How to Use Volume, Circulating Supply, and Market Capitalization Amounts to Trade More Effectively

Disclaimer: Any information in this article is general information and should not be used or misconstrued as advice when making trades on Amplify Exchange or any other service. Amplify is not liable for the personal decision to use this information.  


Beyond the recent changes in price of a given coin or token, there are multiple factors to consider when making decisions and trading. When making trades on Amplify Exchange, we provide the information for three of the main indicators of a given coins and tokens health and frequency of trading: Volume, Circulating Supply, and Market Capitalization.


Volume is the amount of a coin that has been traded in the last 24 hours. This can demonstrate the health of the coin, and the value that other traders are placing on recent moves in the market. As an example, if a price on a token drops, but the volume remains low, it can imply that traders may be speculating the value to stabilize or even rebound.

Circulating Supply

This is the an estimation on the number of coins that are in the market and in the general public's hands. It is used as the standard measure instead of the Total Supply, as some percentage of the Total Supply also includes coins that are locked, on reserve, or just generally not for sale, and as such the coins not for sale cannot affect the value of a token.

Circulating supply can be used as an indicator of value, as cryptocurrency on a market or exchange is subject to the balance of supply and demand. This is why many coins are subjected to buyback and burn campaigns to help stabilize the value by taking some coins out of circulation and reducing the volume. A coin with a high volume that is not subjected to a burn campaign can be more easily impacted by inflation and devaluation. Knowing these factors, along with research about the coin itself, can help make decisions about whether to trade for a coin.

Market Capitalization

Market Capitalization (Often Shortened to Market Cap) is the total number of coins circulating of a given coin multiplied by the price of the coin. Market Cap is a good tool to know how much risk is involved when trading a token. 

Cryptocurrencies are generally divided between Large Cap, Medium Cap, and Small Cap.

Large cap coins like Bitcoin, Ethereum, and Ripple present less risk, but growing to a certain size limits a their growth potential.

Small cap coins inherently present more risk because of potential failure.
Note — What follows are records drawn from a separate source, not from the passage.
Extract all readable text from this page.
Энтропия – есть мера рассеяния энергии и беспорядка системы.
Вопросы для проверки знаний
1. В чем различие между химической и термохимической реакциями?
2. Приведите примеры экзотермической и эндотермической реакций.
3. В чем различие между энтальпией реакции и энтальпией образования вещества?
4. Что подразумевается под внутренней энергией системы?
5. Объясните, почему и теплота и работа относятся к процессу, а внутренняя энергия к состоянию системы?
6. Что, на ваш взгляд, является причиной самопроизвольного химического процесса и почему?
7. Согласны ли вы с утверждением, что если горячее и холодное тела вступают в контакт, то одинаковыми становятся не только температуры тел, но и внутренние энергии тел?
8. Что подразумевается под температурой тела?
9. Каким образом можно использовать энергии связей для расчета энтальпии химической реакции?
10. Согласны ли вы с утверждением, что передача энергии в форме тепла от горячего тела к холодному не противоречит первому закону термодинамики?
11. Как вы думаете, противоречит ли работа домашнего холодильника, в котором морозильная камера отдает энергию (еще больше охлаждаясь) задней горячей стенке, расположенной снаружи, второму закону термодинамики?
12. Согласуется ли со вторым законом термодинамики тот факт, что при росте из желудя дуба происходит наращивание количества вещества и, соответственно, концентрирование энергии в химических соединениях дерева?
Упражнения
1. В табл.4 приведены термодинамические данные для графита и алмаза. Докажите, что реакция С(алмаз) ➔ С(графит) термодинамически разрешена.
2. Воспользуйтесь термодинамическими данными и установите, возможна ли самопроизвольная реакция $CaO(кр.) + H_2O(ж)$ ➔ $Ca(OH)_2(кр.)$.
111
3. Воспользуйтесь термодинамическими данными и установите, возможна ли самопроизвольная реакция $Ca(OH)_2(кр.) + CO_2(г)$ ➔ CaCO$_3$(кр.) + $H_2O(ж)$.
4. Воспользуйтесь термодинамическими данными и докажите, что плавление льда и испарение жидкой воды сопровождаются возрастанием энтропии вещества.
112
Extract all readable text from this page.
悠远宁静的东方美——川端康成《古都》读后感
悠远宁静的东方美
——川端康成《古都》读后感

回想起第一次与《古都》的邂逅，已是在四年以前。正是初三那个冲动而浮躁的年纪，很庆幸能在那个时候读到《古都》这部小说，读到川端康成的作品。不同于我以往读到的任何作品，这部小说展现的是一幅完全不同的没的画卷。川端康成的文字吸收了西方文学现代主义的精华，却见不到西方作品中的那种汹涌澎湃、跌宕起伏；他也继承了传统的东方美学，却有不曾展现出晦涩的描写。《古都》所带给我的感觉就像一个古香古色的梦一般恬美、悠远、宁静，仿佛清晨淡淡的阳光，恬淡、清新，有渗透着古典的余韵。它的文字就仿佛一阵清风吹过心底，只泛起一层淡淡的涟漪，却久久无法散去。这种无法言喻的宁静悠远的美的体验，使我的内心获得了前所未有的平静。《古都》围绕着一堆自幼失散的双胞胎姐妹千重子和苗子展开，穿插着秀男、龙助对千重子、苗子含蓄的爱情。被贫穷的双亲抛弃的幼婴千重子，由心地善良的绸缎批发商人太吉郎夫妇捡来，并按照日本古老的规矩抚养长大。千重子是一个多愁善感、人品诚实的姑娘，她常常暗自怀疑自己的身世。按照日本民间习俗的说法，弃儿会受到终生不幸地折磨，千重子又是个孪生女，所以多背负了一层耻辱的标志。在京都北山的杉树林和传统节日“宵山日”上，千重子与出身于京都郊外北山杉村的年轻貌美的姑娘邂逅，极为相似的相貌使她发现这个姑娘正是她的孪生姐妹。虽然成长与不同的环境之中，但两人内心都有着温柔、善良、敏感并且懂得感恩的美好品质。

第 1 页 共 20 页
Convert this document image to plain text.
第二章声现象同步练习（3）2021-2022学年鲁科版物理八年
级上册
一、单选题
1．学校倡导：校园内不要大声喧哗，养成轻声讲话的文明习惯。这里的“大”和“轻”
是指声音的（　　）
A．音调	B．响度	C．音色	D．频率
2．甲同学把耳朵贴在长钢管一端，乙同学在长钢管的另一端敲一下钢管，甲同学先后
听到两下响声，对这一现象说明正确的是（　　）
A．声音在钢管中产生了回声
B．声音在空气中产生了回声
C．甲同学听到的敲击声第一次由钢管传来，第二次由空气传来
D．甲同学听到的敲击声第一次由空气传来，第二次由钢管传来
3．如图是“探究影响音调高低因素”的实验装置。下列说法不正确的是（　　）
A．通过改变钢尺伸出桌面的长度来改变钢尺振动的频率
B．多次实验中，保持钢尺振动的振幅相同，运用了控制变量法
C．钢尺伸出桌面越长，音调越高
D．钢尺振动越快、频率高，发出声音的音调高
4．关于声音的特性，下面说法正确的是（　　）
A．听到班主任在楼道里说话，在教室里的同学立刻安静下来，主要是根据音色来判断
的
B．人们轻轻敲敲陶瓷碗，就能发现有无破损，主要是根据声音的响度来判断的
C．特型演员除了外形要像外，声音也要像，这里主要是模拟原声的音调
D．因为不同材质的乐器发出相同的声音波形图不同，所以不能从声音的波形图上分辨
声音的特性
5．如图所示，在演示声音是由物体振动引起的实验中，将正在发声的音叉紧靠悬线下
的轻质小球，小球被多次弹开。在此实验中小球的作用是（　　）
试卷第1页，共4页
Additionally, while one of the smaller cap coins may sell at a lower price, you’re buying into less value. However, these cryptocurrencies also have more potential room for growth, and if they do, they can yield tremendous reward to supporters when they succeed.  

To conceptualize this, a small cap coin may only be valued at $1.00 USD, compared to medium cap token valued at $100.00 USD, and finally compared to a large cap token like Bitcoin valued at $10,000.00. The smaller value of the small cap coin means it is easier for a small cap coin to double in value, as it would only need to gain $1.00 of value versus gaining $100.00 or $10,000.00 to do so. But, the risk is that the smaller cap token may fail or collapse without support.